Think 13 Smashing Pumpkins intros from the year Billy Corgan’s mother died; think the debut album from Swimming. Californian biochemist Devon Ferrucci has spent almost ten years readying Ellipses, fine-tuning the shit out of his production hardware to devise a dozen-plus varieties of rustling. 'Organic ambient' is the term they use now, and Ferrucci’s pretty good at it: without once raising his heart rate he skirts a rainbow of feelings, ticking off the four moods ambient music provokes (stoned, exhilarated, stoned while exhilarated and asleep). He’s overlaid the whole thing with assorted white noise, like he’s sat at a country crossroads for a year and dictaphoned everything possible, and it’s lit by the kind of spiky electronica that kept Proem famous for years. Sadly, he lacks his coordination.

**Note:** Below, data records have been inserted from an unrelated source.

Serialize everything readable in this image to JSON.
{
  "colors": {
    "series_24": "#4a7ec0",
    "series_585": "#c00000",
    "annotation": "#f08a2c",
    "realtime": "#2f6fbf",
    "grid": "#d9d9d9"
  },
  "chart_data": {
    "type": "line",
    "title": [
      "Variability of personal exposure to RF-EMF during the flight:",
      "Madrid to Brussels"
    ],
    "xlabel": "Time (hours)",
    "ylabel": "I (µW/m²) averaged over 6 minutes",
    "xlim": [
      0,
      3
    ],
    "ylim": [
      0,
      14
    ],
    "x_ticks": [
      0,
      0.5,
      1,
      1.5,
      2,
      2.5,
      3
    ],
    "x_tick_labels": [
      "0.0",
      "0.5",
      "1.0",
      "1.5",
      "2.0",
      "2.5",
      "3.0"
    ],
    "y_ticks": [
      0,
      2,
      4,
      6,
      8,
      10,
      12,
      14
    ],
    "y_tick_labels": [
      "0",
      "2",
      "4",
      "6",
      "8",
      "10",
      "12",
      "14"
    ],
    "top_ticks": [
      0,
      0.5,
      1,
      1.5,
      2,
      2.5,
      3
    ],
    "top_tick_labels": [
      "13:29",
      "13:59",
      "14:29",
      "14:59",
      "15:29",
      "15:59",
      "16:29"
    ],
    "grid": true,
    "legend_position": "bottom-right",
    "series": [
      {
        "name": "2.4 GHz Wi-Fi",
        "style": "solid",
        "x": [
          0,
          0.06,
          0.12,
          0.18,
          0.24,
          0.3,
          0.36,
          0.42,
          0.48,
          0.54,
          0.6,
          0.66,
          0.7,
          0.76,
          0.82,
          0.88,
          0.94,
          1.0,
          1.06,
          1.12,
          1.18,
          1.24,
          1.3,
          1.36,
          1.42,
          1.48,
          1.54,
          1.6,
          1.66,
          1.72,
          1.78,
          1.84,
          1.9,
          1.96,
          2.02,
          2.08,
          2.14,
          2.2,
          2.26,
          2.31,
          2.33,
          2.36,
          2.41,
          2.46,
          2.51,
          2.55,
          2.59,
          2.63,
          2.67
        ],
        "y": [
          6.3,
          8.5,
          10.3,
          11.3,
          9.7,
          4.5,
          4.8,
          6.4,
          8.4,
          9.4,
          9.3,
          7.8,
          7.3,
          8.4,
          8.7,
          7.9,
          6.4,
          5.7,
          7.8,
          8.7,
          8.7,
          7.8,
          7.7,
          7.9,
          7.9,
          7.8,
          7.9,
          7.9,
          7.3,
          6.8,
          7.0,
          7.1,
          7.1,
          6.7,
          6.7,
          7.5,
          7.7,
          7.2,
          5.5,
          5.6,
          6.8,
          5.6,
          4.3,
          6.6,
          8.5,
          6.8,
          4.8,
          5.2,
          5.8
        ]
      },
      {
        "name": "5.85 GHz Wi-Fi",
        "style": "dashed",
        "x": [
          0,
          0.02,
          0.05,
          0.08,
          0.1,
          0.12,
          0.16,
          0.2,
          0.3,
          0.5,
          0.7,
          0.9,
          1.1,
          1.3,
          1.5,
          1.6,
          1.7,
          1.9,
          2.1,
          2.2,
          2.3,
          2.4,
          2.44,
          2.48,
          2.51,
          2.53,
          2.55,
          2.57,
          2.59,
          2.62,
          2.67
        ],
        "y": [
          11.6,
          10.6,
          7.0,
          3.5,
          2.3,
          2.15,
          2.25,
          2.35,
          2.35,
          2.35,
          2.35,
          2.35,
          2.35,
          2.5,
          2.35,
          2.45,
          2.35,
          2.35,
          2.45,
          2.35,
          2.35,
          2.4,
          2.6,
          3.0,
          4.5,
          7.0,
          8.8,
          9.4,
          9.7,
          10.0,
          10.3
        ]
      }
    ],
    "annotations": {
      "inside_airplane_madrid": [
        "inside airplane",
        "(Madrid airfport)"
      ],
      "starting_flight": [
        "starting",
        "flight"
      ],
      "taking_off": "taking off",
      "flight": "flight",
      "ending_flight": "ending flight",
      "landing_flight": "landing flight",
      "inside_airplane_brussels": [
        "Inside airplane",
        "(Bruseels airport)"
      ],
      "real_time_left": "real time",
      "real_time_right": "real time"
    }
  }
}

However, Ellipses is still a curious and highly original album; a definite go-to audio source for technicians requiring UFO music. Luckily it’s as restrained as it is experimental, and tracks like ‘We Fill Gaps’ recall early Xela, back when he was still playing with bleeps instead of chalices filled with goats’ blood. The soothing guitar patterns promise hours of relaxation; the digital cymbals quickly yank away the rug. It’s the first of many dichotomies and certainly not the most subtle: big-screen moment ‘Ale Study’, a thousand times fizzier than its title, has enough attitude to front a bodyspray commercial, the ambient noises here sounding more like a dislodged dry-stone wall. It’s the most surprising moment on the album since the typewriters of opener ‘(Aspirated) Plosives’--the rest’s been more about strings and wrinkled electronics, as shown on ‘Hourglass with Snow’.

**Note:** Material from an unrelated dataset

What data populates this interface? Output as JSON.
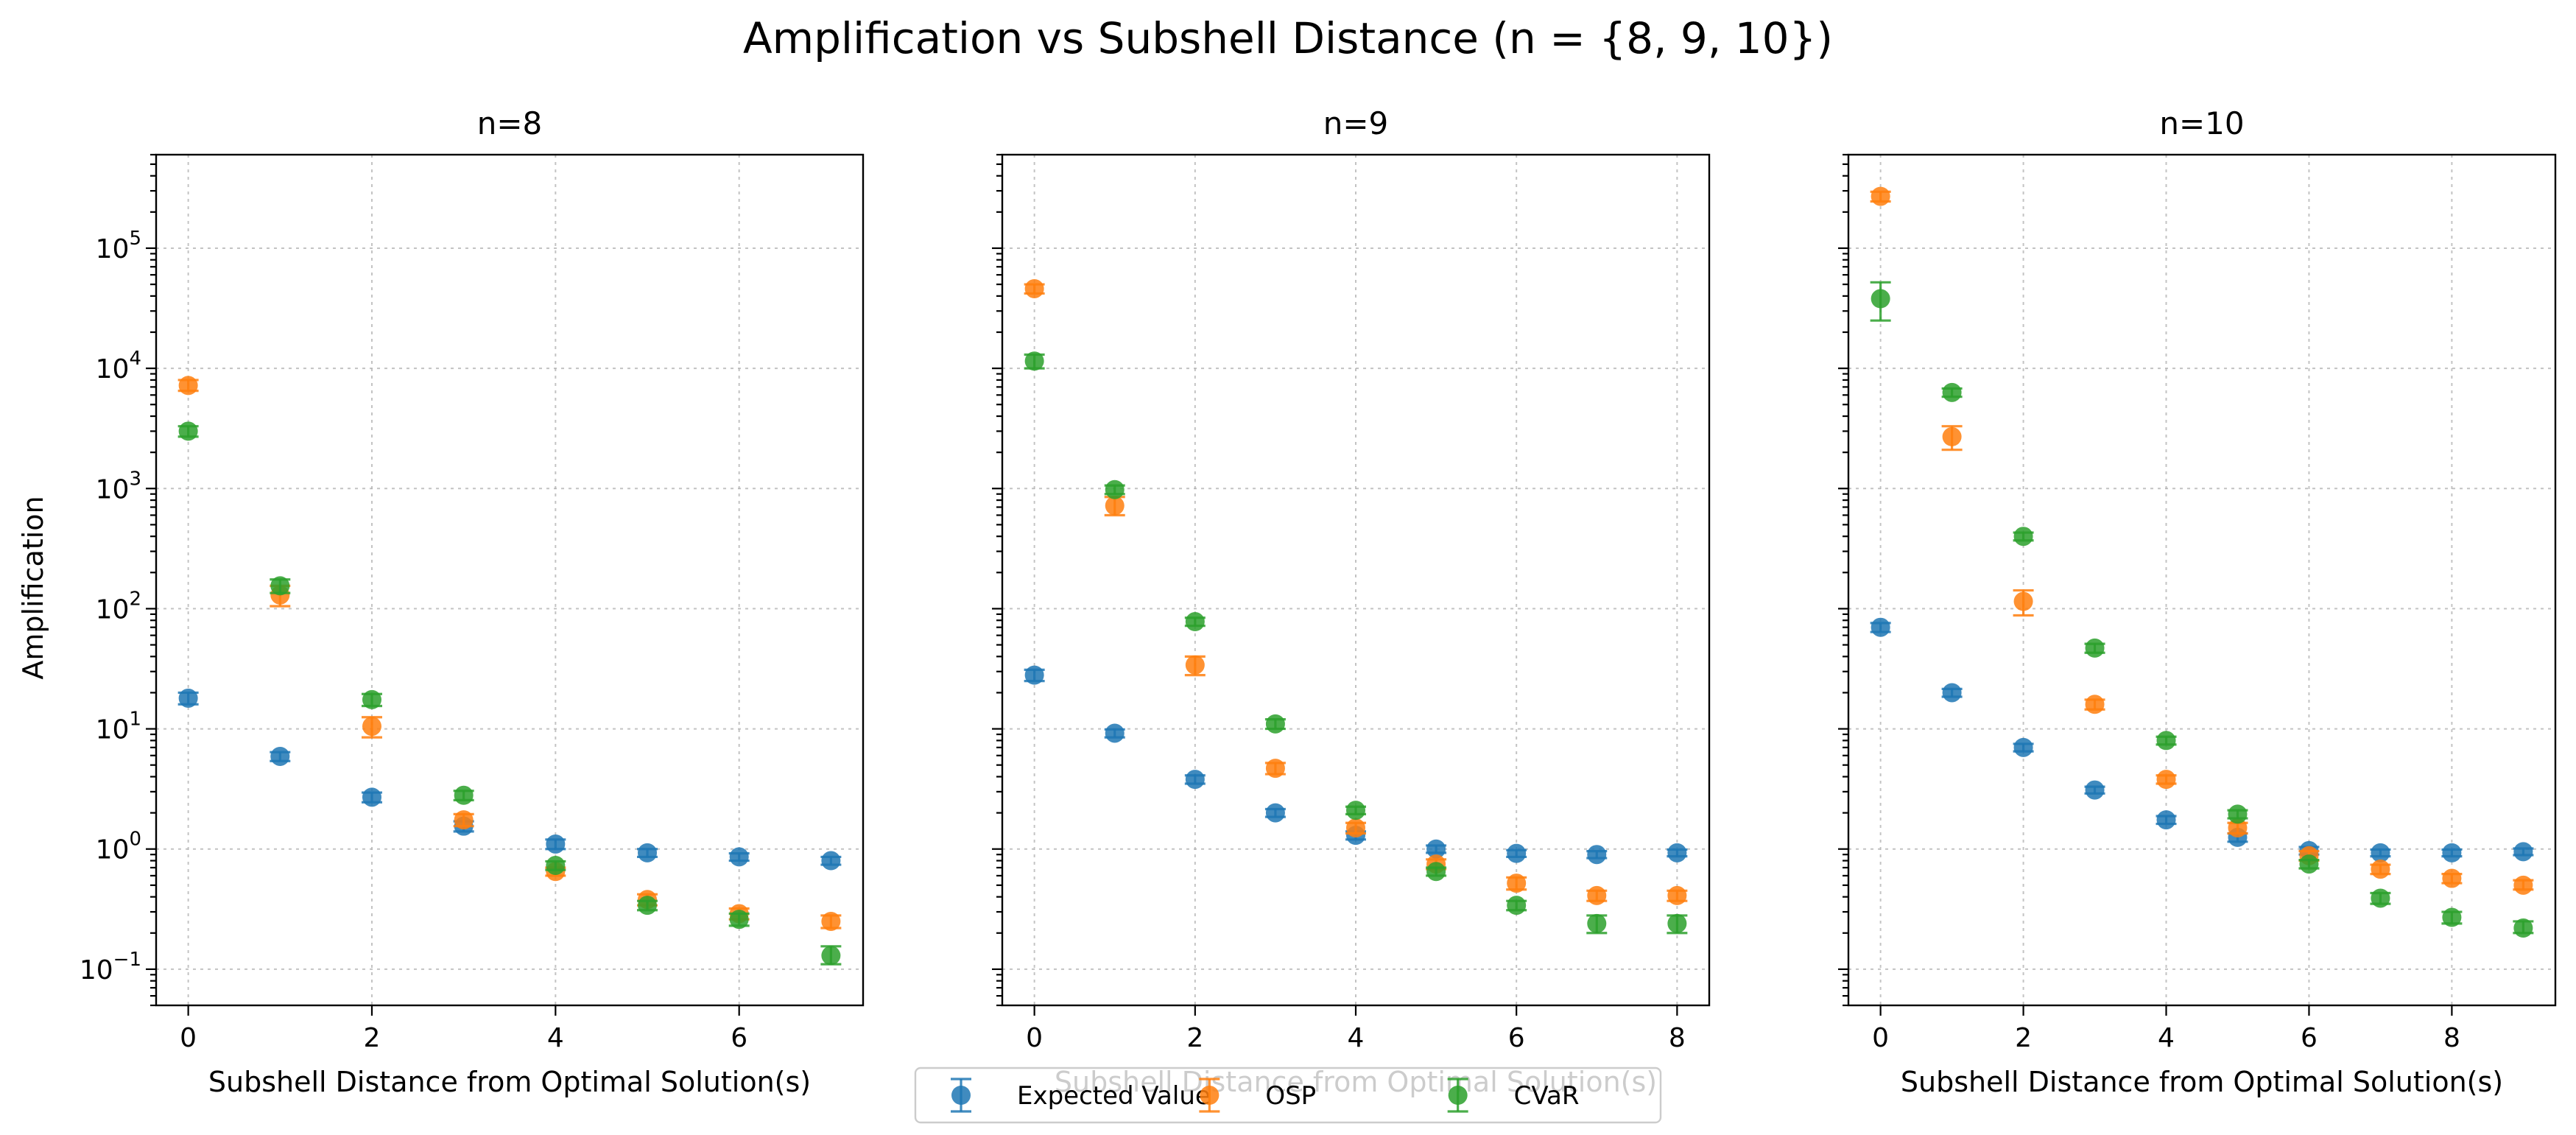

Bar the assorted radar tones and the couple of times Audiobulb allow him off the leash, Ferrucci’s energy comes out as a string of relaxing, multi-instrumental interludes, like going on a river cruise laced with itching powder. Newcomers to his style will think he’s playing a Hood album backwards: the ambient tickles, guitar skills and various slime noises all point towards a confused sessions musician, and the likes of ‘Body Without Organs’ sounds like Fleetwood Mac imbibing jungle juice. No other track could mix bongos, tiger growls and feedback into a such a brilliant spoof of movie shamen scenes. You might think this is just Ferrucci’s bad behaviour peaking at midpoint, but by the time the penultimate ‘Ticky-Tacky’ rolls around he’s still at it, taking Jóhann Jóhannsson demos and playing them through walkie-talkies. For anyone who thinks that’s too sober a goodbye, it’s followed by the burning shrinkwrap noises of ‘Imagined Openings’, jabbing randomly at so many marimbas it approaches the depths of world music.
Occasionally, though, Ferrucci serves up nuggets of genius that seem to justify his 45 minute ketamine trip. ‘(…)Pt. 2’, title aside, is a masterstroke, and successfully pairs a woodland glimmer with heavier bass and drums. You can imagine the inventor finally whooping in his lab, a thousand shattered experiments bubbling behind him. It’s a mystery, then, why he cuts it short at two minutes, and returns to erratic jazz and dolphin-friendly glitch music (though not before a few more eurekas creep in, such as the cinematic shiver of ‘Pretending to Have a Heart Attack’). Maybe Ferrucci realises Skytree has already cornered the market in organic ambient, mostly by trimming the organic side until it behaves itself and fits in with his sequences. By trying to give both elements equal limelight, Swimming have created a record that treads water. Still, it treads it very interestingly, as skillful in its strangeness as Mr Bean.